Delocalized electrons are free electrons in a molecule, ion, or solid metal that do not participate in chemical bonding. These electrons are not associated with any atom. Delocalized electrons contribute to the compound’s conductivity. Substances, especially metals, with many delocalized electrons are highly conductive ^[1-4].

Resonance Delocalization

Pi bonds are held by electron pairs loosely attached to the atoms. They form a diffused cloud that can be distorted easily. The pi electrons move around the molecule and become delocalized. One way to visualize delocalization is that electrons flow through the adjacent atom’s orbital. Let us take the example of the carbonyl functional group (-C=O) to understand this concept. The Lewis dot representation is shown below ^[4].

The C=O bond in carbonyl is polar. The shared electron pair is drawn closer to the more electronegative oxygen atom. The carbonyl group consists of a sigma bond and a pi bond. The pi electrons are dynamically delocalized, as shown below.

The above two structures are resonance structures of the same species. The actual structure is a hybrid of the two.

Formulation of Delocalized Electrons

Curved arrows depict the movement of electrons from one location to another in molecules and ions. Lone pairs also move with relative ease because they are not involved in bonding. The two resonance structures of carbonyl are obtained through delocalization, as shown by case A and case B in the image below. Red curved arrows indicate electron motion. In Case A, the pi electrons move from the pi bond to the more electronegative oxygen. In Case B, a lone pair of electrons on oxygen move toward the positively charged carbon. Therefore, the pi electrons in one structure become a lone pair in another, and vice versa.

How to Identify Delocalized Electrons

Observing its positions in the two resonance structures is the simplest way to tell if electrons are localized or delocalized. If the electrons are located in one position in one structure and another in the other, we can say that delocalization occurs ^[3].

Delocalization and Stability

Delocalization of electrons stabilizes the system because it spreads energy over a larger area rather than keeping it confined to a small area. Therefore, delocalization brings extra stability to a system compared to a similar system with localized electrons. The stabilizing effect of electron delocalization can be studied from resonance energy ^[1-3].

Examples

Let us look at a few examples of molecules where delocalization is prominent ^[1-8].

1. Benzene (C₆H₆)

A molecule that contains delocalized electrons is benzene. Benzene has a six-membered ring structure having alternating single and double bonds between the carbon atoms. Such a structure is known conjugated system or conjugated pi bonds. The pi electrons are delocalized over the entire ring.
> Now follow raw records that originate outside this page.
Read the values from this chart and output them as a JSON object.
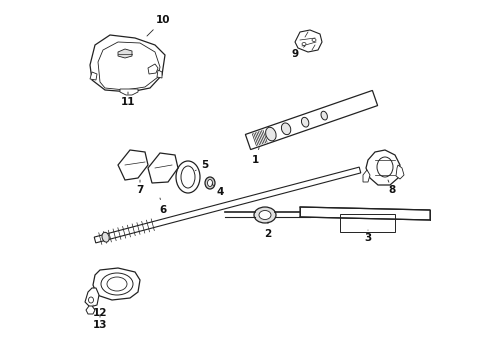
{
  "bg_color": "#ffffff",
  "line_color": "#222222",
  "label_color": "#111111",
  "fig_width": 4.9,
  "fig_height": 3.6,
  "dpi": 100
}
All six carbon atoms equally share these electrons.

Benzene has two resonance structures. Both these structures are equally probable. All C=C bond lengths are the same and equal to 139 pm due to resonance. It makes the molecule extra stable. As with many aromatic structures, the delocalization is shown by a circle in the hybrid resonance structure.

2. Carboxylate (RCOO^–)

A carboxylate functional group is the conjugate base of carboxylic acid and has a single negative charge. Two oxygen atoms equally share the negative charge.

3. Metals

Metals have a “sea” of free electrons that move around the atoms. These electrons are not localized to any particular atoms. They carry charges and are responsible for conducting electricity. For this reason, metals are good conductors of electricity.
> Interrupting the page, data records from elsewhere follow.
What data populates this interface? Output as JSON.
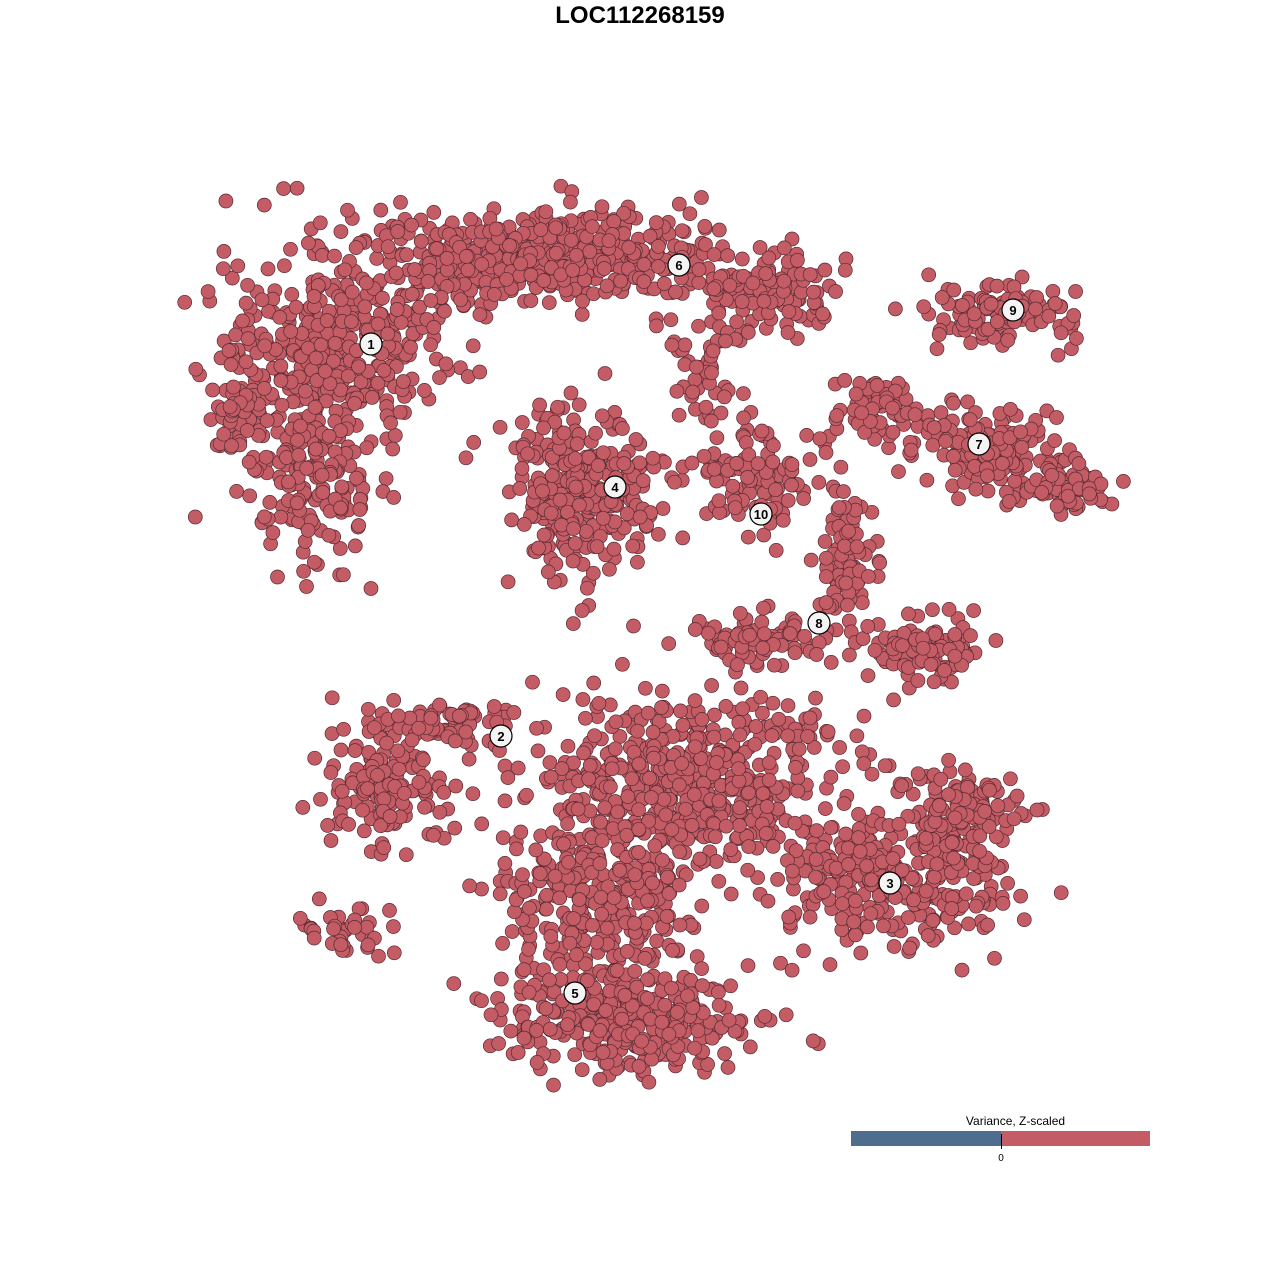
{
  "chart_data": {
    "type": "scatter",
    "title": "LOC112268159",
    "xlabel": "",
    "ylabel": "",
    "grid": false,
    "axes_visible": false,
    "point_color": "#c45c66",
    "point_edge_color": "#5a2a30",
    "cluster_labels": [
      "1",
      "2",
      "3",
      "4",
      "5",
      "6",
      "7",
      "8",
      "9",
      "10"
    ],
    "legend": {
      "title": "Variance, Z-scaled",
      "placement": "bottom-right",
      "type": "colorbar",
      "low_color": "#4f6d8f",
      "high_color": "#c45c66",
      "ticks": [
        "0"
      ]
    }
  }
}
Localized vs. Delocalized Electrons ^[3]

• Localized electrons are associated with a particular atom. Delocalized electrons are not associated with any particular atom.
• Localized electrons are found between atoms and are confined to the region between atoms. Delocalized atoms spread across several atoms and are located above and below the atoms, except in graphite.

Diamond vs. Graphite

Image Courtesy: Dezeen.com

In the crystal structure of a diamond, four valence electrons participate in bonding, resulting in a tight structure. Hence, the electrons do not roam about freely and are localized. On the other hand, in graphite, three of the four valence electrons are covalently bonded to other carbon atoms. The fourth electron is free to move around the molecule. Since graphite is planar, the delocalized electrons are only confined to a plane. Therefore, graphite conducts electricity along a plane and not perpendicular to it [2].